水処理事業は、電子産業分野において大型プロジェクトの工事が順調に進捗したことに加え、各分野のソリューションサービスが好調に推移したことなどから、売上高が増加いたしました。

建設子会社の売上高は減少いたしました。

この結果、売上高は前年同期に比べ75億83百万円(18.1%)増加し494億75百万円となり、営業利益は前年同期に比べ48億32百万円(204.2%)増加し71億99百万円となりました。

 

そ の 他 事 業

 

商社等その他事業会社の売上高は増加いたしました。

この結果、売上高は前年同期に比べ1億40百万円(0.7%)増加し216億52百万円となり、営業利益は前年同期に比べ30百万円(2.4%)増加し13億10百万円となりました。

 

 

(3) キャッシュ・フローの状況

 

現金及び現金同等物は、前連結会計年度末に比べ7億75百万円増加し、928億70百万円となりました。

 

営業活動によるキャッシュ・フローは、470億7百万円の収入となりました。

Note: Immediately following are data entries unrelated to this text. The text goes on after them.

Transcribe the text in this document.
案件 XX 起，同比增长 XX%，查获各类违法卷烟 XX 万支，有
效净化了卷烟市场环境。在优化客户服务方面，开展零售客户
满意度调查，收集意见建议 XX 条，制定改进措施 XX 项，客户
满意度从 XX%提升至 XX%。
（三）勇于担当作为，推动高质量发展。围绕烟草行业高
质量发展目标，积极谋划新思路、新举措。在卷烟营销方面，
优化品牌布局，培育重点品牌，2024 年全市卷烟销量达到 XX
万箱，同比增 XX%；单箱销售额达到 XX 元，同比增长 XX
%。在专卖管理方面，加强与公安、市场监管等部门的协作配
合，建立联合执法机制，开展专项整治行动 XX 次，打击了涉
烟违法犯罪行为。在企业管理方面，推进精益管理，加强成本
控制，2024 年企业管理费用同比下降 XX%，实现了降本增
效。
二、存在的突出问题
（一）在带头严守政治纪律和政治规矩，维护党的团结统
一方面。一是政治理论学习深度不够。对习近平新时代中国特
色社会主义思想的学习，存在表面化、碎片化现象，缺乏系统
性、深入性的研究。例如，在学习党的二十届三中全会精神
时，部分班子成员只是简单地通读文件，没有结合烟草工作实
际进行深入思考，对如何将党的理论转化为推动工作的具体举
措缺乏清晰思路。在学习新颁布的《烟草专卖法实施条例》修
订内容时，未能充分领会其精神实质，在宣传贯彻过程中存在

売上債権の減少等により、前年同期に比べ245億45百万円収入が増加いたしました。

投資活動によるキャッシュ・フローは、326億76百万円の支出となりました。設備投資による支出額の増加等により、前年同期に比べ20億3百万円支出が増加いたしました。
 この結果、フリー・キャッシュ・フローは前年同期に比べ225億42百万円収入が増加し、143億30百万円の収入となりました。

財務活動によるキャッシュ・フローは、127億98百万円の支出となりました。配当金の支払額の減少等により、前年同期に比べ13億89百万円支出が減少いたしました。

   なお、当第2四半期連結累計期間の設備投資の資金調達は主に自己資金及び借入金により賄っております。

 

(4) 事業上及び財務上の対処すべき課題

 

当第2四半期連結累計期間において、事業上及び財務上の対処すべき課題に重要な変更及び新たに生じた課題はありません。

 

 

(5) 研究開発活動

 

当第2四半期連結累計期間の研究開発費の総額は約88億円であります。

なお、当第2四半期連結累計期間において、当社グループの研究開発活動の状況に重要な変更はありません。

 

3 【経営上の重要な契約等】

当第2四半期連結会計期間において、経営上の重要な契約等は行われておりません。